Pill told the newspaper in an interview published on Thursday that the decision facing the Monetary Policy Committee was "finely balanced" and added: "I think November is live."

“I would not be shocked — let’s put it that way — if we see an inflation print close to or above 5% (in the months ahead). And that’s a very uncomfortable place for a central bank with an inflation target of 2% to be,” he said.

Financial markets have priced in a 15-basis-point rate hike by the BoE on Nov. 4, which would make it the first of the world's biggest central banks to raise borrowing costs since the COVID-19 pandemic struck in early 2020.

The BoE has previously said inflation is likely to go above 4% and since it made that forecast, energy prices have risen further. Furthermore, Britain's economy is close to regaining its pre-pandemic size, although the pace of its recovery has slowed.

"The big picture is, I think, there are reasons that we don't need the emergency settings of policy that we saw after the intensification of the pandemic," Pill told the FT.

But the newspaper quoted him as suggesting that rates would not need to move much higher than their pre-pandemic level of 0.75%.

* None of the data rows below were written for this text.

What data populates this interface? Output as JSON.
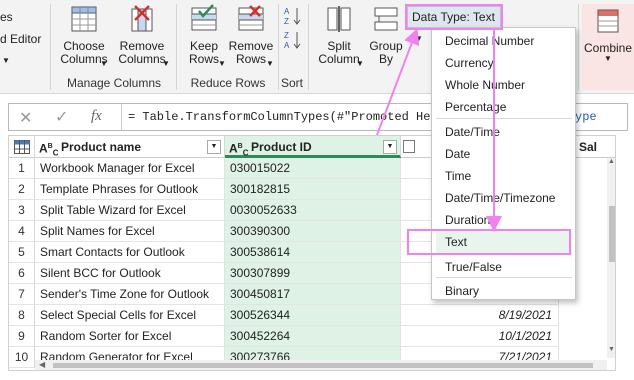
{
  "ribbon": {
    "left_partial": {
      "line1": "es",
      "line2": "d Editor"
    },
    "choose_columns": "Choose\nColumns",
    "remove_columns": "Remove\nColumns",
    "manage_columns_group": "Manage Columns",
    "keep_rows": "Keep\nRows",
    "remove_rows": "Remove\nRows",
    "reduce_rows_group": "Reduce Rows",
    "sort_group": "Sort",
    "split_column": "Split\nColumn",
    "group_by": "Group\nBy",
    "data_type_button": "Data Type: Text",
    "combine": "Combine"
  },
  "formula_bar": {
    "cancel": "✕",
    "confirm": "✓",
    "fx": "fx",
    "text": "= Table.TransformColumnTypes(#\"Promoted Hea",
    "tail": "ype"
  },
  "grid": {
    "columns": [
      {
        "type_icon": "ABC",
        "label": "Product name"
      },
      {
        "type_icon": "ABC",
        "label": "Product ID"
      },
      {
        "type_icon": "",
        "label": "Sal"
      }
    ],
    "rows": [
      {
        "n": "1",
        "name": "Workbook Manager for Excel",
        "id": "030015022",
        "date": ""
      },
      {
        "n": "2",
        "name": "Template Phrases for Outlook",
        "id": "300182815",
        "date": ""
      },
      {
        "n": "3",
        "name": "Split Table Wizard for Excel",
        "id": "0030052633",
        "date": ""
      },
      {
        "n": "4",
        "name": "Split Names for Excel",
        "id": "300390300",
        "date": ""
      },
      {
        "n": "5",
        "name": "Smart Contacts for Outlook",
        "id": "300538614",
        "date": ""
      },
      {
        "n": "6",
        "name": "Silent BCC for  Outlook",
        "id": "300307899",
        "date": ""
      },
      {
        "n": "7",
        "name": "Sender's Time Zone for Outlook",
        "id": "300450817",
        "date": ""
      },
      {
        "n": "8",
        "name": "Select Special Cells for Excel",
        "id": "300526344",
        "date": "8/19/2021"
      },
      {
        "n": "9",
        "name": "Random Sorter for Excel",
        "id": "300452264",
        "date": "10/1/2021"
      },
      {
        "n": "10",
        "name": "Random Generator for Excel",
        "id": "300273766",
        "date": "7/21/2021"
      }
    ]
  },
  "menu": {
    "items": [
      "Decimal Number",
      "Currency",
      "Whole Number",
      "Percentage",
      "Date/Time",
      "Date",
      "Time",
      "Date/Time/Timezone",
      "Duration",
      "Text",
      "True/False",
      "Binary"
    ],
    "highlighted": "Text"
  },
  "colors": {
    "highlight": "#ee82ee",
    "selected_column": "#dff2e6",
    "accent_green": "#2e8b57"
  }
}
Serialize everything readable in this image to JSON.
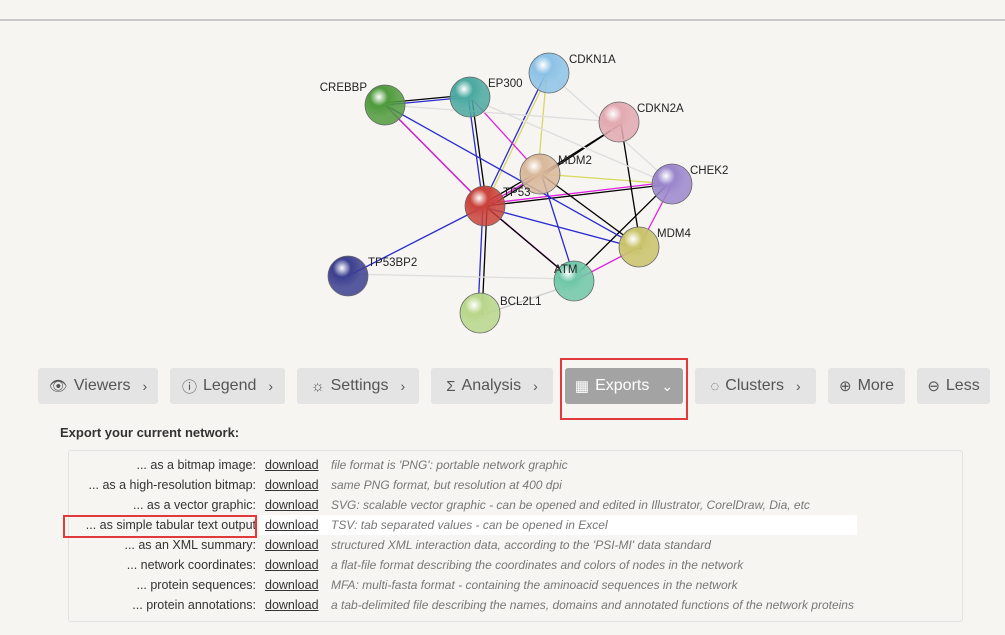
{
  "network": {
    "nodes": [
      {
        "id": "CREBBP",
        "color": "#4f9a3c"
      },
      {
        "id": "EP300",
        "color": "#4aa9a0"
      },
      {
        "id": "CDKN1A",
        "color": "#8cc2e6"
      },
      {
        "id": "CDKN2A",
        "color": "#e2a9b0"
      },
      {
        "id": "MDM2",
        "color": "#d9b89a"
      },
      {
        "id": "TP53",
        "color": "#c9423a"
      },
      {
        "id": "CHEK2",
        "color": "#9a86cc"
      },
      {
        "id": "MDM4",
        "color": "#c9c36a"
      },
      {
        "id": "ATM",
        "color": "#6fc7a8"
      },
      {
        "id": "BCL2L1",
        "color": "#b8d68a"
      },
      {
        "id": "TP53BP2",
        "color": "#3b3f8f"
      }
    ]
  },
  "toolbar": {
    "buttons": [
      {
        "label": "Viewers",
        "icon": "eye-icon",
        "glyph": "👁",
        "chev": "›"
      },
      {
        "label": "Legend",
        "icon": "info-icon",
        "glyph": "ⓘ",
        "chev": "›"
      },
      {
        "label": "Settings",
        "icon": "gear-icon",
        "glyph": "☼",
        "chev": "›"
      },
      {
        "label": "Analysis",
        "icon": "sigma-icon",
        "glyph": "Σ",
        "chev": "›"
      },
      {
        "label": "Exports",
        "icon": "table-icon",
        "glyph": "▦",
        "chev": "⌄"
      },
      {
        "label": "Clusters",
        "icon": "clusters-icon",
        "glyph": "◌",
        "chev": "›"
      },
      {
        "label": "More",
        "icon": "plus-circle-icon",
        "glyph": "⊕",
        "chev": ""
      },
      {
        "label": "Less",
        "icon": "minus-circle-icon",
        "glyph": "⊖",
        "chev": ""
      }
    ],
    "active": "Exports",
    "active_color": "#a3a3a3",
    "highlight_color": "#e03a3a"
  },
  "exports": {
    "heading": "Export your current network:",
    "link_label": "download",
    "rows": [
      {
        "label": "... as a bitmap image:",
        "desc": "file format is 'PNG': portable network graphic"
      },
      {
        "label": "... as a high-resolution bitmap:",
        "desc": "same PNG format, but resolution at 400 dpi"
      },
      {
        "label": "... as a vector graphic:",
        "desc": "SVG: scalable vector graphic - can be opened and edited in Illustrator, CorelDraw, Dia, etc"
      },
      {
        "label": "... as simple tabular text output",
        "desc": "TSV: tab separated values - can be opened in Excel"
      },
      {
        "label": "... as an XML summary:",
        "desc": "structured XML interaction data, according to the 'PSI-MI' data standard"
      },
      {
        "label": "... network coordinates:",
        "desc": "a flat-file format describing the coordinates and colors of nodes in the network"
      },
      {
        "label": "... protein sequences:",
        "desc": "MFA: multi-fasta format - containing the aminoacid sequences in the network"
      },
      {
        "label": "... protein annotations:",
        "desc": "a tab-delimited file describing the names, domains and annotated functions of the network proteins"
      }
    ]
  }
}
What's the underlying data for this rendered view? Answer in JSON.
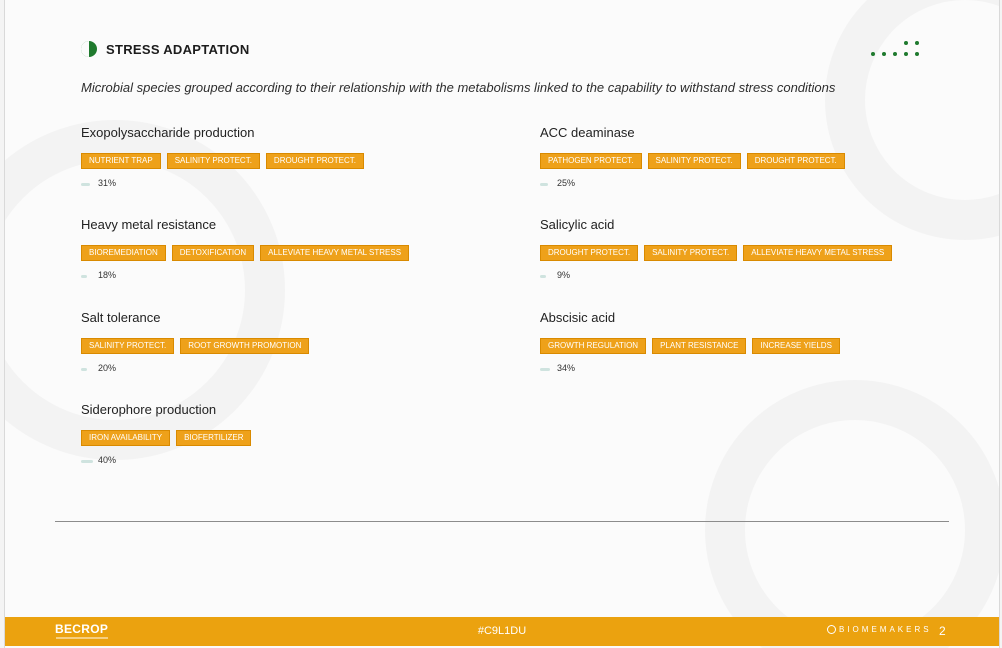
{
  "header": {
    "title": "STRESS ADAPTATION",
    "subtitle": "Microbial species grouped according to their relationship with the metabolisms linked to the capability to withstand stress conditions"
  },
  "colors": {
    "accent_green": "#1f7a2e",
    "tag_orange": "#eea11a",
    "footer_orange": "#eba20f",
    "percent_bar": "#cfe3df"
  },
  "groups": [
    {
      "title": "Exopolysaccharide production",
      "tags": [
        "NUTRIENT TRAP",
        "SALINITY PROTECT.",
        "DROUGHT PROTECT."
      ],
      "percent": "31%",
      "value": 31
    },
    {
      "title": "ACC deaminase",
      "tags": [
        "PATHOGEN PROTECT.",
        "SALINITY PROTECT.",
        "DROUGHT PROTECT."
      ],
      "percent": "25%",
      "value": 25
    },
    {
      "title": "Heavy metal resistance",
      "tags": [
        "BIOREMEDIATION",
        "DETOXIFICATION",
        "ALLEVIATE HEAVY METAL STRESS"
      ],
      "percent": "18%",
      "value": 18
    },
    {
      "title": "Salicylic acid",
      "tags": [
        "DROUGHT PROTECT.",
        "SALINITY PROTECT.",
        "ALLEVIATE HEAVY METAL STRESS"
      ],
      "percent": "9%",
      "value": 9
    },
    {
      "title": "Salt tolerance",
      "tags": [
        "SALINITY PROTECT.",
        "ROOT GROWTH PROMOTION"
      ],
      "percent": "20%",
      "value": 20
    },
    {
      "title": "Abscisic acid",
      "tags": [
        "GROWTH REGULATION",
        "PLANT RESISTANCE",
        "INCREASE YIELDS"
      ],
      "percent": "34%",
      "value": 34
    },
    {
      "title": "Siderophore production",
      "tags": [
        "IRON AVAILABILITY",
        "BIOFERTILIZER"
      ],
      "percent": "40%",
      "value": 40
    }
  ],
  "footer": {
    "logo": "BECROP",
    "code": "#C9L1DU",
    "brand": "BIOMEMAKERS",
    "page_number": "2"
  }
}
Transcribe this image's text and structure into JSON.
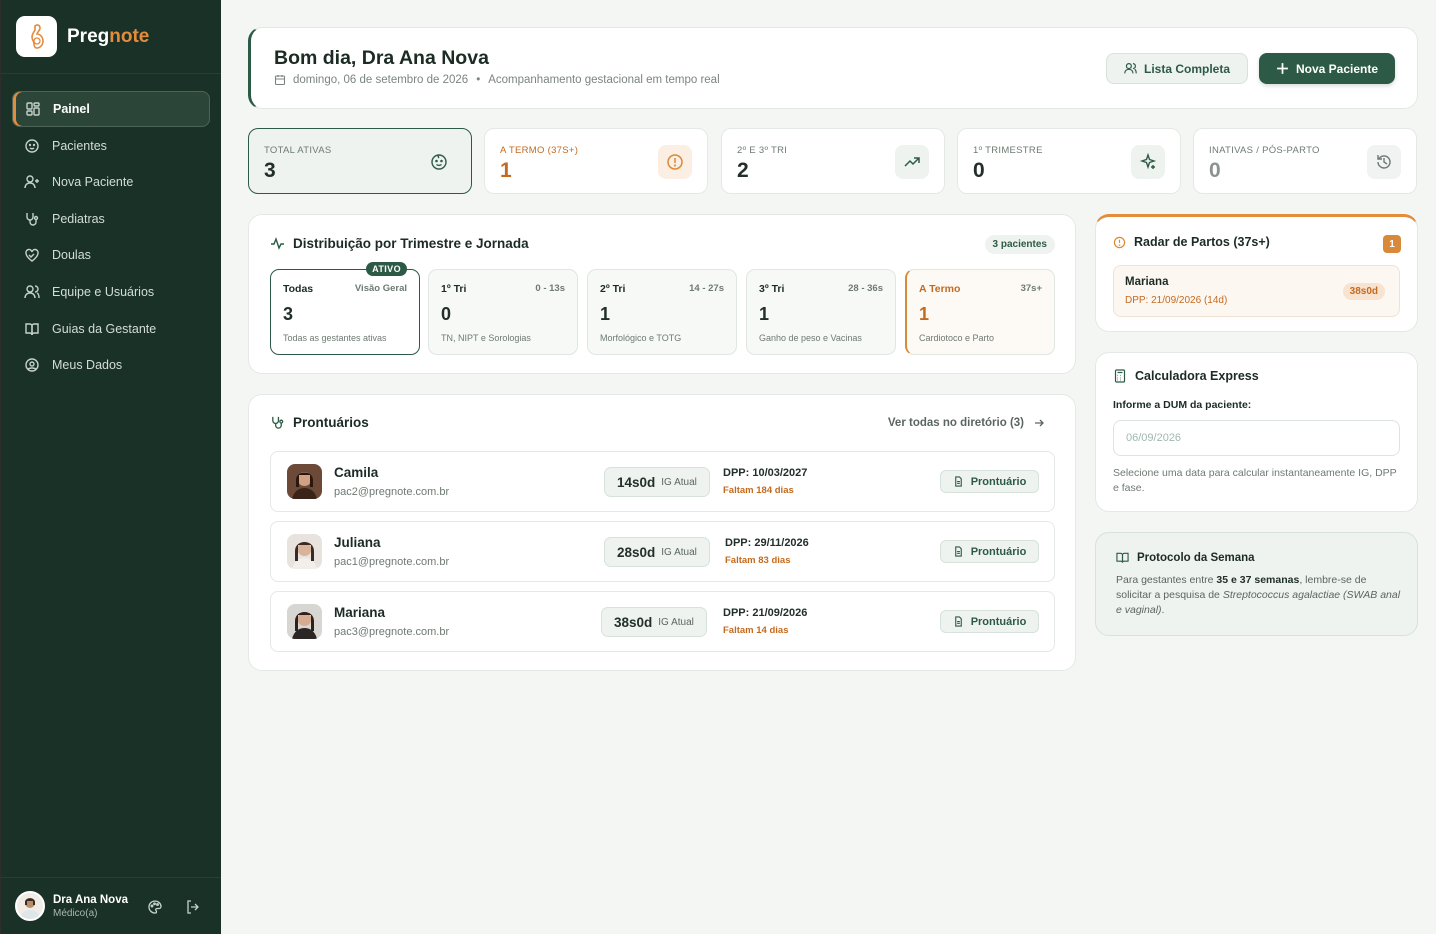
{
  "brand": {
    "name_main": "Preg",
    "name_accent": "note"
  },
  "nav": {
    "items": [
      {
        "label": "Painel",
        "icon": "dashboard-icon"
      },
      {
        "label": "Pacientes",
        "icon": "baby-icon"
      },
      {
        "label": "Nova Paciente",
        "icon": "user-plus-icon"
      },
      {
        "label": "Pediatras",
        "icon": "stethoscope-icon"
      },
      {
        "label": "Doulas",
        "icon": "heart-handshake-icon"
      },
      {
        "label": "Equipe e Usuários",
        "icon": "users-icon"
      },
      {
        "label": "Guias da Gestante",
        "icon": "book-icon"
      },
      {
        "label": "Meus Dados",
        "icon": "user-circle-icon"
      }
    ]
  },
  "user": {
    "name": "Dra Ana Nova",
    "role": "Médico(a)"
  },
  "header": {
    "title": "Bom dia, Dra Ana Nova",
    "date": "domingo, 06 de setembro de 2026",
    "separator": "•",
    "subtitle": "Acompanhamento gestacional em tempo real",
    "list_button": "Lista Completa",
    "new_button": "Nova Paciente"
  },
  "stats": [
    {
      "label": "TOTAL ATIVAS",
      "value": "3",
      "icon": "baby-face-icon"
    },
    {
      "label": "A TERMO (37S+)",
      "value": "1",
      "icon": "alert-circle-icon"
    },
    {
      "label": "2º E 3º TRI",
      "value": "2",
      "icon": "trending-up-icon"
    },
    {
      "label": "1º TRIMESTRE",
      "value": "0",
      "icon": "sparkles-icon"
    },
    {
      "label": "INATIVAS / PÓS-PARTO",
      "value": "0",
      "icon": "history-icon"
    }
  ],
  "distribution": {
    "title": "Distribuição por Trimestre e Jornada",
    "count_pill": "3 pacientes",
    "cards": [
      {
        "name": "Todas",
        "range": "Visão Geral",
        "value": "3",
        "desc": "Todas as gestantes ativas",
        "badge": "ATIVO"
      },
      {
        "name": "1º Tri",
        "range": "0 - 13s",
        "value": "0",
        "desc": "TN, NIPT e Sorologias"
      },
      {
        "name": "2º Tri",
        "range": "14 - 27s",
        "value": "1",
        "desc": "Morfológico e TOTG"
      },
      {
        "name": "3º Tri",
        "range": "28 - 36s",
        "value": "1",
        "desc": "Ganho de peso e Vacinas"
      },
      {
        "name": "A Termo",
        "range": "37s+",
        "value": "1",
        "desc": "Cardiotoco e Parto"
      }
    ]
  },
  "records": {
    "title": "Prontuários",
    "see_all": "Ver todas no diretório (3)",
    "ig_label": "IG Atual",
    "button_label": "Prontuário",
    "patients": [
      {
        "name": "Camila",
        "email": "pac2@pregnote.com.br",
        "ig": "14s0d",
        "dpp": "DPP: 10/03/2027",
        "remaining": "Faltam 184 dias"
      },
      {
        "name": "Juliana",
        "email": "pac1@pregnote.com.br",
        "ig": "28s0d",
        "dpp": "DPP: 29/11/2026",
        "remaining": "Faltam 83 dias"
      },
      {
        "name": "Mariana",
        "email": "pac3@pregnote.com.br",
        "ig": "38s0d",
        "dpp": "DPP: 21/09/2026",
        "remaining": "Faltam 14 dias"
      }
    ]
  },
  "radar": {
    "title": "Radar de Partos (37s+)",
    "count": "1",
    "item": {
      "name": "Mariana",
      "dpp": "DPP: 21/09/2026 (14d)",
      "ig": "38s0d"
    }
  },
  "calculator": {
    "title": "Calculadora Express",
    "label": "Informe a DUM da paciente:",
    "placeholder": "06/09/2026",
    "help": "Selecione uma data para calcular instantaneamente IG, DPP e fase."
  },
  "protocol": {
    "title": "Protocolo da Semana",
    "text_1": "Para gestantes entre ",
    "text_bold": "35 e 37 semanas",
    "text_2": ", lembre-se de solicitar a pesquisa de ",
    "text_italic": "Streptococcus agalactiae (SWAB anal e vaginal)",
    "text_3": "."
  },
  "colors": {
    "primary": "#2d5a46",
    "accent": "#e58b3c",
    "sidebar": "#1a3127",
    "warning_text": "#c46a1f"
  }
}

"We do not see, given the transitory nature of what we're seeing in inflation in our base case, a need to go to a restrictive (policy) stance," he said.

BoE Governor Andrew Bailey also said on Sunday that the rise in inflation was still likely to prove transitory but that the British central bank would have to act to contain the risks.

Pill told the FT he did not see wage rises at the moment that were threatening to cause inflationary concerns.